Bunların üçü de diğer bir açıdan ilim konuları ile hatta bu başlık ile doğru­dan doğruya ilgilidir. Çünkü bu hadis; Allah'ın dininde anlayış sahibi/derin fıkhı bilgiye sahip kişiler için iyiliğin söz konusu olduğunu, bunun yalnızca kişisel çaba ile kazanılamayacağını, aksine Allah'ın nasip ettiği kişilerin buna sahip olacağını, buna sahip olanların kıyamete kadar mevcut olacağını belirtmektedir.

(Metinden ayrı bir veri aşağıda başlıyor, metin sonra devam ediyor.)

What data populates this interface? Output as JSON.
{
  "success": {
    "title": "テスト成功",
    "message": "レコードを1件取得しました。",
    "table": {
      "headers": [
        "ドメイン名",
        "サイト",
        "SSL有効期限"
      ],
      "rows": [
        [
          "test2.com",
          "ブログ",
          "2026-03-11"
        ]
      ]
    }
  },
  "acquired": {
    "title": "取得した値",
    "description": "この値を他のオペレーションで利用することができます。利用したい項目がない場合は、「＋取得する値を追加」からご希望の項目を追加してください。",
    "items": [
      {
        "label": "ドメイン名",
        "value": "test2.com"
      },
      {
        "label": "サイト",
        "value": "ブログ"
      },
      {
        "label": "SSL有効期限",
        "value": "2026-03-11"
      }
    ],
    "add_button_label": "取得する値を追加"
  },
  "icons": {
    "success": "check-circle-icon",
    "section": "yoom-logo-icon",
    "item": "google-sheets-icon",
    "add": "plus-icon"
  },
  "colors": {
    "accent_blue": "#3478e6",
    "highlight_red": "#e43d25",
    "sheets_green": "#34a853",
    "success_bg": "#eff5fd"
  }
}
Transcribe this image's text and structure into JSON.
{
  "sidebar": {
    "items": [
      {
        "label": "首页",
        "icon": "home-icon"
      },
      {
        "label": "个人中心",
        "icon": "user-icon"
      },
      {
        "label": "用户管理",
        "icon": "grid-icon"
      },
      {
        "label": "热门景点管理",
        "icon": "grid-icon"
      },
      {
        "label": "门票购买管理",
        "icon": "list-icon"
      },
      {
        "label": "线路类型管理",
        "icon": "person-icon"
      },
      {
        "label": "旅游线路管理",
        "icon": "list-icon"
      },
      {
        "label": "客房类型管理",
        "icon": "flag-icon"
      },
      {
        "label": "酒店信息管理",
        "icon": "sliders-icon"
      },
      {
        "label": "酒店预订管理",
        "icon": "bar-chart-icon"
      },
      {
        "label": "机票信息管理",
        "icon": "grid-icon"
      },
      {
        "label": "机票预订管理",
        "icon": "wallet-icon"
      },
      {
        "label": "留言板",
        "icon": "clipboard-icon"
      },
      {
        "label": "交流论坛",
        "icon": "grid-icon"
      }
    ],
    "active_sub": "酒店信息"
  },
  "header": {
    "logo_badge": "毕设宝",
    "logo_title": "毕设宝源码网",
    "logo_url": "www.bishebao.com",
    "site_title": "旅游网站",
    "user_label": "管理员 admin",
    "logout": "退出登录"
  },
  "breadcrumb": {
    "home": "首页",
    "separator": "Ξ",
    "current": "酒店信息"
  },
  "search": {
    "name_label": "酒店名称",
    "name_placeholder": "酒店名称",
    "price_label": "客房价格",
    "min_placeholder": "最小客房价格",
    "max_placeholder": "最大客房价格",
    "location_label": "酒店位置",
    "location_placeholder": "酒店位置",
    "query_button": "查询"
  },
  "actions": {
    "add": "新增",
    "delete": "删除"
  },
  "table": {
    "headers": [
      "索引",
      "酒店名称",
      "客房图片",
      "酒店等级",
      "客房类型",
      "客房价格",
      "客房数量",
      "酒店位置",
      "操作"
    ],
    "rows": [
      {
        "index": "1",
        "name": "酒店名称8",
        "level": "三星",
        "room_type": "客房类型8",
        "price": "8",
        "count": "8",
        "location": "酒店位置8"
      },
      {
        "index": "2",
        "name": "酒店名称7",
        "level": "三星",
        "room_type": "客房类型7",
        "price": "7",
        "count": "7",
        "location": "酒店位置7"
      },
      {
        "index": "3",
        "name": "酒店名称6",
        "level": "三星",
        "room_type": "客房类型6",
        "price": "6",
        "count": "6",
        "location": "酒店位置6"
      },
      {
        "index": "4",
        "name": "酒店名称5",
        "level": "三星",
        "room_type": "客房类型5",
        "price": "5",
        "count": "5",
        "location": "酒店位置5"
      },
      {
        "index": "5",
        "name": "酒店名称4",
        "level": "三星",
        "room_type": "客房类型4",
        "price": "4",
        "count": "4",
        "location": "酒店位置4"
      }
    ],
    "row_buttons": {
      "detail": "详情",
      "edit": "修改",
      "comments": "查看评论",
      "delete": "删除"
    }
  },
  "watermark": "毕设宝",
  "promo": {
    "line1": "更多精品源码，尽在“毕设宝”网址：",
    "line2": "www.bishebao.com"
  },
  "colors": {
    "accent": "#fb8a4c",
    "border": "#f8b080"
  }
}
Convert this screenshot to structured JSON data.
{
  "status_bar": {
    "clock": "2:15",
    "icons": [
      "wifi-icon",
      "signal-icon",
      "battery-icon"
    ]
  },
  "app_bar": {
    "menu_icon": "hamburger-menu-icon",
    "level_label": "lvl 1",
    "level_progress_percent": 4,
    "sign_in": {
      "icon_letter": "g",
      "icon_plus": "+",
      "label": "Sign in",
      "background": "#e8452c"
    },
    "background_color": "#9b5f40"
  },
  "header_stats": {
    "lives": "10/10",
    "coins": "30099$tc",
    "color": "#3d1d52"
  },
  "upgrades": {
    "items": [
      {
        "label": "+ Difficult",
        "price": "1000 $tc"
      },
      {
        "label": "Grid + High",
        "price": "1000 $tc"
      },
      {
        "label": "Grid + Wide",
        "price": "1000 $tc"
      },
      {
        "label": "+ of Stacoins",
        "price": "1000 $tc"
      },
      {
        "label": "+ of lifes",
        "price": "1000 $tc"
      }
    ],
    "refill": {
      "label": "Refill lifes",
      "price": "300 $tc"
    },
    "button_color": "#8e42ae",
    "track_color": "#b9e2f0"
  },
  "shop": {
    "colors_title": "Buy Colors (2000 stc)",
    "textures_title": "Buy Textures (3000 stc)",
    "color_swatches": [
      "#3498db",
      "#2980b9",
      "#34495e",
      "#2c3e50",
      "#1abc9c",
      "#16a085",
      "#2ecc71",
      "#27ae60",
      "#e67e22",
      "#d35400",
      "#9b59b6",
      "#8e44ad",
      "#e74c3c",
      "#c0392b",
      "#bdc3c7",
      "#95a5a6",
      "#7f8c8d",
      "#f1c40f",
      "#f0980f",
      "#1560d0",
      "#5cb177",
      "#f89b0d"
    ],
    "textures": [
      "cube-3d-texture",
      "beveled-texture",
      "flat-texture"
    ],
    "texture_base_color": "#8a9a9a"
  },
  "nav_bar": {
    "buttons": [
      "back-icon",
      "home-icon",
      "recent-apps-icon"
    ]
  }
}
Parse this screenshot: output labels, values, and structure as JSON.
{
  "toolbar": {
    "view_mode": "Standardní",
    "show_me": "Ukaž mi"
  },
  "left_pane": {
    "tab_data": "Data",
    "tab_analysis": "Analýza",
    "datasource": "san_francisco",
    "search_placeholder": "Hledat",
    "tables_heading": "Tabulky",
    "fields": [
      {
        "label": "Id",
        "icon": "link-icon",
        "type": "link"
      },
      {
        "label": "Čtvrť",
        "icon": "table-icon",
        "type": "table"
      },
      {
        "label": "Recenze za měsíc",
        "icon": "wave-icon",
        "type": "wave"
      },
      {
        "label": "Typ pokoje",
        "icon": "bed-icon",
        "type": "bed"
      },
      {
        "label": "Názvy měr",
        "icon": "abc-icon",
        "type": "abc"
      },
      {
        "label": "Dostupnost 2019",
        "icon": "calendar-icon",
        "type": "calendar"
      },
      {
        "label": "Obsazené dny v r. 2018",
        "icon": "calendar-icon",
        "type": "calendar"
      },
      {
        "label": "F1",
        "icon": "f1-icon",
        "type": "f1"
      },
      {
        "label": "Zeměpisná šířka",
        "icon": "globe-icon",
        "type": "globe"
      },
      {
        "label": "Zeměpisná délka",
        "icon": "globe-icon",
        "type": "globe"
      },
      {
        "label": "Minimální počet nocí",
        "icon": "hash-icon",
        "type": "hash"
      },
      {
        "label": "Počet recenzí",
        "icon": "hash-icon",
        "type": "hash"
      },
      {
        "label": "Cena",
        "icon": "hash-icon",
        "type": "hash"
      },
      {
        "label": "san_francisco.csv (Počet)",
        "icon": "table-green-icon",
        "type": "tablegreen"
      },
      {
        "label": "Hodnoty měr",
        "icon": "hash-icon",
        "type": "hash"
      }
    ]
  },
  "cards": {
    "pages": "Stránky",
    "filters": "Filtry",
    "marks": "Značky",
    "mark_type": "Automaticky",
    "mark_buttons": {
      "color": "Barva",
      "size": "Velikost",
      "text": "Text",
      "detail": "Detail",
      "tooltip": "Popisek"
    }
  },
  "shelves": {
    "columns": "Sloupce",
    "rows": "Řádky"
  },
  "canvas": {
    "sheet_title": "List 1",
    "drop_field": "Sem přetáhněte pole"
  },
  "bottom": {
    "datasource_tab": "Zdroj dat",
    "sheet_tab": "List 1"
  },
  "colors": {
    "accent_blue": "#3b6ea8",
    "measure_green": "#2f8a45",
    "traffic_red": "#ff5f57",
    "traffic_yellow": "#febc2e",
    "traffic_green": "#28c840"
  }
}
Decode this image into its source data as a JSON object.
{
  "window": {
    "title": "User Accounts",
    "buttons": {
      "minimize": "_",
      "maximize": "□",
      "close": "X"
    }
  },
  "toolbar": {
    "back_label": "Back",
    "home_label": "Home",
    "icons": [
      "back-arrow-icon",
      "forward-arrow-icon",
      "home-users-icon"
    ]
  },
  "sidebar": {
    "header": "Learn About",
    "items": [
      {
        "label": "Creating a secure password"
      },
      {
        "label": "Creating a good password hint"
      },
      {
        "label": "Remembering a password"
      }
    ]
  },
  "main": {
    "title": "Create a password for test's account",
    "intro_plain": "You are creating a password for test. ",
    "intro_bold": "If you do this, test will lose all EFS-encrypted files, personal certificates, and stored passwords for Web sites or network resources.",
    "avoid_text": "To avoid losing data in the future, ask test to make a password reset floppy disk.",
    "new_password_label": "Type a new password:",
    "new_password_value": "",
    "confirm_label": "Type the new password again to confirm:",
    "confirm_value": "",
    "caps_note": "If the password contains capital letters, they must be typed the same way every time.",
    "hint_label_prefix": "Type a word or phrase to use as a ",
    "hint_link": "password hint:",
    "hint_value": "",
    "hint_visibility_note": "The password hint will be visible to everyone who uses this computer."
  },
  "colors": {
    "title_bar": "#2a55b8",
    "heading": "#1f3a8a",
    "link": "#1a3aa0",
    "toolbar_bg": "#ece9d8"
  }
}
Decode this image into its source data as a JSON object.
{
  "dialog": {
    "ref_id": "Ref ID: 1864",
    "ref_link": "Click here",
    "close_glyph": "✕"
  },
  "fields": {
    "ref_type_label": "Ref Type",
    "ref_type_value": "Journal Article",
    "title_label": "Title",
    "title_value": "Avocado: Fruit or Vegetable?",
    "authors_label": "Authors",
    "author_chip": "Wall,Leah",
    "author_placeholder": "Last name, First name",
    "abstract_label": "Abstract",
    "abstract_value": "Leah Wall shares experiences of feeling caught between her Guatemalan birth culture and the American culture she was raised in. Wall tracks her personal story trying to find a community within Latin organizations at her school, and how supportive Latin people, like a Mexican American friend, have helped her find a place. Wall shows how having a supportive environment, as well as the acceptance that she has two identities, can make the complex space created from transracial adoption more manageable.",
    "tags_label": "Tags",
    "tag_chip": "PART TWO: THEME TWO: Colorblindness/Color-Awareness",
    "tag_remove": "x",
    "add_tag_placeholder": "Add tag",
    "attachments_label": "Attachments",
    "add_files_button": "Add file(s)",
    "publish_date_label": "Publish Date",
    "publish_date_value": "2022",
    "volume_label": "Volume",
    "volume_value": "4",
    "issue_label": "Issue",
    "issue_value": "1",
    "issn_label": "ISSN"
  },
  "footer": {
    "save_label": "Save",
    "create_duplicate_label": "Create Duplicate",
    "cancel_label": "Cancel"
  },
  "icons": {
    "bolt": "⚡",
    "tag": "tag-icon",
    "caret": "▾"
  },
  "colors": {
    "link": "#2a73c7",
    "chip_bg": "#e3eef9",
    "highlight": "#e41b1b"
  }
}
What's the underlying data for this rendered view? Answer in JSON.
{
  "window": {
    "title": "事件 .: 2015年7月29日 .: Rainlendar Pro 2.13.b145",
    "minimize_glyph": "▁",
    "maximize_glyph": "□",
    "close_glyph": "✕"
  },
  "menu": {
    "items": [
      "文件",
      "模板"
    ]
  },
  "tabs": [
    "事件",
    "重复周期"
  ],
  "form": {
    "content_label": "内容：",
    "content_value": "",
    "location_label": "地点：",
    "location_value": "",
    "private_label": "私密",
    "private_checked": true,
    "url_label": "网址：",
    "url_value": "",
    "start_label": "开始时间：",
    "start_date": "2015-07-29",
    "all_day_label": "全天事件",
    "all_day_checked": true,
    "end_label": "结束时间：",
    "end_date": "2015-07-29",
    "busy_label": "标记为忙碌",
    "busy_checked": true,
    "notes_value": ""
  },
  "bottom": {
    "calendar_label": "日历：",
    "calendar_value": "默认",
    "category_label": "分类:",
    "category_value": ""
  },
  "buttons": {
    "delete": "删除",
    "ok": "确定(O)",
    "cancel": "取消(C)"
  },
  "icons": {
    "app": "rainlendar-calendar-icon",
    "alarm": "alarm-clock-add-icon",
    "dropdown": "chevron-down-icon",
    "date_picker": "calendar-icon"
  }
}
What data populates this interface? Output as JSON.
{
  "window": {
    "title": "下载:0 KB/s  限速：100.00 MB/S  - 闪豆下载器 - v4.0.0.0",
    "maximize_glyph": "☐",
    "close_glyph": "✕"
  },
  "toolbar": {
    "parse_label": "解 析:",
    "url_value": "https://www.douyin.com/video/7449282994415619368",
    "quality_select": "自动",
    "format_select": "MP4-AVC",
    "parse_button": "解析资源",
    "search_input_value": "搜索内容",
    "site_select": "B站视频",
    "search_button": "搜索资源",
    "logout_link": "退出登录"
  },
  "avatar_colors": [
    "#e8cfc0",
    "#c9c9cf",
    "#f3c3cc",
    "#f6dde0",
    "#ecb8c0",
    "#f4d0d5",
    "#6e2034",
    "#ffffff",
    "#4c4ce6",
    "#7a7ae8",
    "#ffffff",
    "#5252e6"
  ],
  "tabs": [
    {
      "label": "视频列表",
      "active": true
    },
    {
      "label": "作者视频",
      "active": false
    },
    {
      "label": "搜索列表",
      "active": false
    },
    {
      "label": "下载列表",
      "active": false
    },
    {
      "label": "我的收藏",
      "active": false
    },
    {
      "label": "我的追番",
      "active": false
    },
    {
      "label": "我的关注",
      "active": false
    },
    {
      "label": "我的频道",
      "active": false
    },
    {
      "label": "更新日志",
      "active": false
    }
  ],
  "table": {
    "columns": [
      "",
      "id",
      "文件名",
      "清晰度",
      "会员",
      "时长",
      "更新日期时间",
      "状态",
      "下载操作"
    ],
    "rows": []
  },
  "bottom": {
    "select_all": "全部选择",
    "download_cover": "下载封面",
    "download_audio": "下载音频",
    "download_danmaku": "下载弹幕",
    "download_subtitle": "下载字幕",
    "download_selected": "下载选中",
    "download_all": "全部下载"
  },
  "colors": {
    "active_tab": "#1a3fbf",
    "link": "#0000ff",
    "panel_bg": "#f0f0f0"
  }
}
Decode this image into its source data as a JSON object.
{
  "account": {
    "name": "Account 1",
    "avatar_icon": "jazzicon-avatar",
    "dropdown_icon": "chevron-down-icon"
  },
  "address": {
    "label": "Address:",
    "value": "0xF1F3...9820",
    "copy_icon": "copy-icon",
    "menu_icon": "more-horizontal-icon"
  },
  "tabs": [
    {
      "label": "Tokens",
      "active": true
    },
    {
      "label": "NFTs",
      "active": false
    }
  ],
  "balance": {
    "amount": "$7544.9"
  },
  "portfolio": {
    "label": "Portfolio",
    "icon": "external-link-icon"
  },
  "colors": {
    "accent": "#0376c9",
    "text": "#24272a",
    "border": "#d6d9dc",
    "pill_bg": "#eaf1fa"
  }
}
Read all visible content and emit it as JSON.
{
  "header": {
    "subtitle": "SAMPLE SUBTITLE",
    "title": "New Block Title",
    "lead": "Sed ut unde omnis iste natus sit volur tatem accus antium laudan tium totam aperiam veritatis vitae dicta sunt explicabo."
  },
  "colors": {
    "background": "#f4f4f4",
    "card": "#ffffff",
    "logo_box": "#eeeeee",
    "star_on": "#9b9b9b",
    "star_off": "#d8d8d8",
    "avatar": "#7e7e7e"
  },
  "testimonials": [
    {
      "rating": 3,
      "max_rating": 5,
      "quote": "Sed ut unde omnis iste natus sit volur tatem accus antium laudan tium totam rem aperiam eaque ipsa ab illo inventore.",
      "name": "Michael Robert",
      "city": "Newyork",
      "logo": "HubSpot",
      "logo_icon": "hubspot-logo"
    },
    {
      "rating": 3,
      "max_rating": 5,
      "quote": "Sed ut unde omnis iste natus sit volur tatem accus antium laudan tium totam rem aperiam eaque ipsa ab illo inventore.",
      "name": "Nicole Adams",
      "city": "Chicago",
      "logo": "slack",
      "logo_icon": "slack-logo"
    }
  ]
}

Buhârî bunlardan kasdedilenin hadis âlimleri olduğunu belirtmiştir.

Ahmed b. Hanbel "Burada kasdedilenler hadis âlimleri değil ise başka kim olabilir bilmiyorum!" demiştir.

Kadı Iyaz "Ahmed b. Hanbel bununla ehl-i sünnet ve hadis âlimleri gibi ina­nanları kasdetmiştir" demiştir.

Nevevî "Bunların mücâhid, fakîh, muhaddis, zâhid, iyiliği emreden vb. ha­yırları yapan müminlerden, Allah'ın emirlerini yerine getirenlerden bir grup ol­ması muhtemeldir. Bunların bir yerde toplanmış olması şart değildir. Ayrı ayrı olmaları da mümkündür" demiştir.

Bu hadisten şu hususlar anlaşılır: Dinde anlayış sahibi olmayan, yani İslâm­'ın temel kurallarını ve bunlara ilişkin fıkıh ve inanç ile ilgili detayları öğrenme­yen kişilerin hayırdan mahrum olduğunu gösterir. Ayrıca âlimlerin diğer insanlar üzerinde bariz bir şekilde üstünlüğünün bulunduğunu, dinde derin fıkhı bilgi sahibi olmanın da diğer ilimler üzerinde bir üstünlüğünün olduğunu göstermek­tedir.


Sallallahu ve sellem ve ala seyyidina Muhammed ve ala alihi ve sahbihi ecmain. Ve’l hamdüli’llahi rabbi’l âlemin.

Tüm hata ettiklerim nefsimden, isabet ettiklerim Allah-u Teala’dandır.